Faith is a remarkable thing, its resilience would last the ages. When the death toll of Christendom reached hundreds of thousands, still the war ensued – the French paid for their idiocy, the cost one would always pay for such a thing: blood and land. We swallowed the Dutch harbour and engulfed the city of Amsterdam in blinding flames that could be seen on the shores of Scandanavia. Russia and Poland-Lithuania committed nothing but words to the war and it was that cowardice that inspired our forces into France and the jewel that is Paris. The French were expelled from history, their people adopted English words and Spanish chains.
Geography would tell you that Sicily is a minor island rock, a speck off the coast of the mainland of Italy. History would tell you it forged our time and sent millions to their deaths. For it was on those stony shores where a Spanish army landed its party of mercenaries and patriots, thirsty for men’s blood and women’s bodies. We had the city besieged for nearly two months by the time those Spanish dogs crashed the beaches. They charged in, all screams and steel – the Southern Europeans were never ones for patience. They took the city that should have been ours; her immaculate port was donned with the red and gold of Spain, their trade flourished at our cost. History can be cruel at times, we had fought for pride these last twenty years – it was pride once again that inspired the next great war. Spain and Britain, the brothers that crushed the Franks fought in what the Bishops touted ‘The Resolution of an Age’.

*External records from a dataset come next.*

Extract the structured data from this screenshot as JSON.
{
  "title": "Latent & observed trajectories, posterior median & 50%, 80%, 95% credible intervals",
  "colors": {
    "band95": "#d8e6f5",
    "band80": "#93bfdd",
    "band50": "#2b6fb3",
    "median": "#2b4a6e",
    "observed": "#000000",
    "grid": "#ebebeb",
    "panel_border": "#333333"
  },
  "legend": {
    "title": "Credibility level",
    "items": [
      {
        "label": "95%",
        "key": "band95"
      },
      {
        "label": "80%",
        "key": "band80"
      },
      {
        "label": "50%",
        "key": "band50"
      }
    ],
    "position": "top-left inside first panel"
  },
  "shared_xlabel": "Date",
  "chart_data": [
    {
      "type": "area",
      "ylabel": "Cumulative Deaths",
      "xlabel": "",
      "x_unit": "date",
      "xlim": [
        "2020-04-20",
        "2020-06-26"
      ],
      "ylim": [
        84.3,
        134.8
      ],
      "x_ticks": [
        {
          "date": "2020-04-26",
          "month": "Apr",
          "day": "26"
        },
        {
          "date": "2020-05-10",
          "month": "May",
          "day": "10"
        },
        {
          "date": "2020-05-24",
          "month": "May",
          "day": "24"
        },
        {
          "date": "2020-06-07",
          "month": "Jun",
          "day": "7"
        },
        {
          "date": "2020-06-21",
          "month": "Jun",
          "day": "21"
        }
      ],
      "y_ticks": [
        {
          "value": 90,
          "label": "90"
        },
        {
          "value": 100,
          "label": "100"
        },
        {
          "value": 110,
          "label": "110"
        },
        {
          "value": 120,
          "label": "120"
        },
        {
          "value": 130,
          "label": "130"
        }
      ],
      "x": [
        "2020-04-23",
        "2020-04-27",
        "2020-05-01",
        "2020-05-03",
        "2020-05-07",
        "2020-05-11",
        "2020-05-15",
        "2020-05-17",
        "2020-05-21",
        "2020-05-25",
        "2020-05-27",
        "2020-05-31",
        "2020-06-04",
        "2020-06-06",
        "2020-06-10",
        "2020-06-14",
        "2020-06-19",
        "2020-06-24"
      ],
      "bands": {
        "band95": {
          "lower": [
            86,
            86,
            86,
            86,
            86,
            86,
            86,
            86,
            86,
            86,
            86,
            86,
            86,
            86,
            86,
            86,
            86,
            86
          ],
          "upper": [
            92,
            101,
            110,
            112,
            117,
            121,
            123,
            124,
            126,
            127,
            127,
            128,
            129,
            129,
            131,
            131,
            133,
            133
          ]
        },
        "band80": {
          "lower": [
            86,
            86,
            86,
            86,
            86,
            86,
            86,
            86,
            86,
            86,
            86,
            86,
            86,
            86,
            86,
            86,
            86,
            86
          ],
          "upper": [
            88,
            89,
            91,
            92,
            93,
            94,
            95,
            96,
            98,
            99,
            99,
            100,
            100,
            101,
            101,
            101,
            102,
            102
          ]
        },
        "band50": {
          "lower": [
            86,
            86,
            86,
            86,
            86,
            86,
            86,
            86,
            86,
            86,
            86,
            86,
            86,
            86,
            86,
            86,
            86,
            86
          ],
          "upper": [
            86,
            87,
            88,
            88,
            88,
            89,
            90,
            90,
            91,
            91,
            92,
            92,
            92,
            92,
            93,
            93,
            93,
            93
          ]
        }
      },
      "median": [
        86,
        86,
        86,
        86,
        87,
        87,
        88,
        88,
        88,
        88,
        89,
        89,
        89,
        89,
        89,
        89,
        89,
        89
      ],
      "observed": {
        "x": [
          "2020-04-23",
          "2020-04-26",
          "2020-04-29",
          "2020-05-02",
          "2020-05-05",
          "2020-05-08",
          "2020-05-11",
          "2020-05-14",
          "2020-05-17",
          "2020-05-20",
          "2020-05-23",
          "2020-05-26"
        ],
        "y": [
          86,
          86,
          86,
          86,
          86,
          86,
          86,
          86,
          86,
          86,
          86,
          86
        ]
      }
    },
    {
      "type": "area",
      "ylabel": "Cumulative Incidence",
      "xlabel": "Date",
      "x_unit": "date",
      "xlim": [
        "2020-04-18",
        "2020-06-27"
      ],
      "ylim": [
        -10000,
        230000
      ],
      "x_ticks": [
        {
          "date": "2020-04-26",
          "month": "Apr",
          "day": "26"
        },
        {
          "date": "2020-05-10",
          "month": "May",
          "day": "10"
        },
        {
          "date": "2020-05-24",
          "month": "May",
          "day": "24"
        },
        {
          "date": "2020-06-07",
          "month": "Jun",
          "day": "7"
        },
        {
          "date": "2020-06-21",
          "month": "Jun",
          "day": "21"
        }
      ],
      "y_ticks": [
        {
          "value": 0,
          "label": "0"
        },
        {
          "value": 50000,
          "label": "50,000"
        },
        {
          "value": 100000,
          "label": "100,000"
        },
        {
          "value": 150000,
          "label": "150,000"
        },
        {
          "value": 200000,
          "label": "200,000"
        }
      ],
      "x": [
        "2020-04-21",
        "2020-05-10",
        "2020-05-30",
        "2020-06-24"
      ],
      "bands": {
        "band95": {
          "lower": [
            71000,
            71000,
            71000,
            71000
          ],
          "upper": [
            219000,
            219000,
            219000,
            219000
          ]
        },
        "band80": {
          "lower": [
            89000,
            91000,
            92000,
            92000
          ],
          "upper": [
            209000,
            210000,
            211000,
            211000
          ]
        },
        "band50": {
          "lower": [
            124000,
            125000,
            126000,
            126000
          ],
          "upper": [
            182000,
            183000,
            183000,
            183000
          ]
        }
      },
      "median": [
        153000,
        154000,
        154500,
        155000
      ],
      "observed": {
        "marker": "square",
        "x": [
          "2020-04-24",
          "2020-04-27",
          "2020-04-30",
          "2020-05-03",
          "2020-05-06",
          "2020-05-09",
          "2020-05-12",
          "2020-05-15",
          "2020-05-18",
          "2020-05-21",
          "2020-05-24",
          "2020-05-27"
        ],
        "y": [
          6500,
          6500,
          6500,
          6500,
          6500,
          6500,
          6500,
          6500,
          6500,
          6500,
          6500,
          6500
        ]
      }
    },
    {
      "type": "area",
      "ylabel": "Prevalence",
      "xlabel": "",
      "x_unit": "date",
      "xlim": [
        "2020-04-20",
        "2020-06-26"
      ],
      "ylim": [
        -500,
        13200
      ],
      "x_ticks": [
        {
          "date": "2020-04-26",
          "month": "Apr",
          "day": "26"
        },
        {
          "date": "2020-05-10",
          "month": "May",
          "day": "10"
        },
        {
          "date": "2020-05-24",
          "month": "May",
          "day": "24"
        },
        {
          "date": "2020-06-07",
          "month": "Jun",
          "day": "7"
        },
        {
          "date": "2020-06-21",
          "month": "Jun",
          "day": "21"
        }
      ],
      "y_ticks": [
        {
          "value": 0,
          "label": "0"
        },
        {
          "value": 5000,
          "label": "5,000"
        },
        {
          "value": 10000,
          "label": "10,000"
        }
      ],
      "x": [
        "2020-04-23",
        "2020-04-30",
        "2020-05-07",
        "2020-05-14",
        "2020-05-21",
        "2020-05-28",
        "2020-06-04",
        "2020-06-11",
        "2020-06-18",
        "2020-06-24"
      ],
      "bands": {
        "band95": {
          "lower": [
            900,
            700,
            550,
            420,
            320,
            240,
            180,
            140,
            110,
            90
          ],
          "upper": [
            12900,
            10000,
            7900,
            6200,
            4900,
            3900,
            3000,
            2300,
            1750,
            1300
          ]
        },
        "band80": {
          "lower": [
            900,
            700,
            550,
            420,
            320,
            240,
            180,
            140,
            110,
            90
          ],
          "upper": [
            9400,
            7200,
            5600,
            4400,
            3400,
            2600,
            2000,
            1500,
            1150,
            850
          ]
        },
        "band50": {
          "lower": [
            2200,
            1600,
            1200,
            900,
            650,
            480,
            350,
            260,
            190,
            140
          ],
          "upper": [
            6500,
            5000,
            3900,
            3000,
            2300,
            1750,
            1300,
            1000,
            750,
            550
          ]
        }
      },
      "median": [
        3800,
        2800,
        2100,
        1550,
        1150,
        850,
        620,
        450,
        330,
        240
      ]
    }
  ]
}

Not even a man of Oxford could tell you the death toll for the bodies piled so high. In Morocco we won the greatest battle that the years could speak of. Four thousand Spaniards sent to their grave by just twelve-hundred well trained sons of Britannia. They fled across the Strait of Gibraltar with wounded men on their backs and widows in their dust. Madrid was a chaotic pit of panic and prayer when we sieged her five years later. Spain wasn’t like the rest, once you took Madrid her colonies defected for those with coin. Our Persian friends cut off a Spanish front in Cairo, ending any noble fight. Mughal ships plundered Spanish fleets and shut down those Russian supply lines. Still the Poles and Cossacks shivered in their cold castles, frozen still like their great lakes. The Spanish cursed them with their final breath, not us.
Our lands were vast; knights and heroes had been made across the entirety of our glorious Empire. Diplomacy was a long overdue agenda, for it had been forty years since nations of Europe sat in counsel. The offer of peace and solitude was rejected by those in the East, with hearts as cold as their hearths they marched through Europe with armies the like of which we had never seen. Cowards, yes; but they had waited, waited whilst men of faith fell into early graves and now they looked to take Britain. Our Persian and Mughal friends sickened them, they claimed that our pure white milk had soured over the ages.
And here we sit, the early nineteenth century locked in an endless war in this narrow corridor of Europe, stretching from Flanders to Venice, we could build a road with the dead. Our Persian friends are overwhelmed by the horses of the Volga, Mughal grow tired of bloodshed and gunsmoke. Every year their tribute lessens and men of theirs that should die in the battlefields of Europe become fathers and grandfathers in their homeland.

Glory and pride has given us this, this stalemate. The ‘terrifying and spectacular’ grip on the world was a lie. Nothing will bring us true glory, not even victory – for the year is 1813 and it is too late.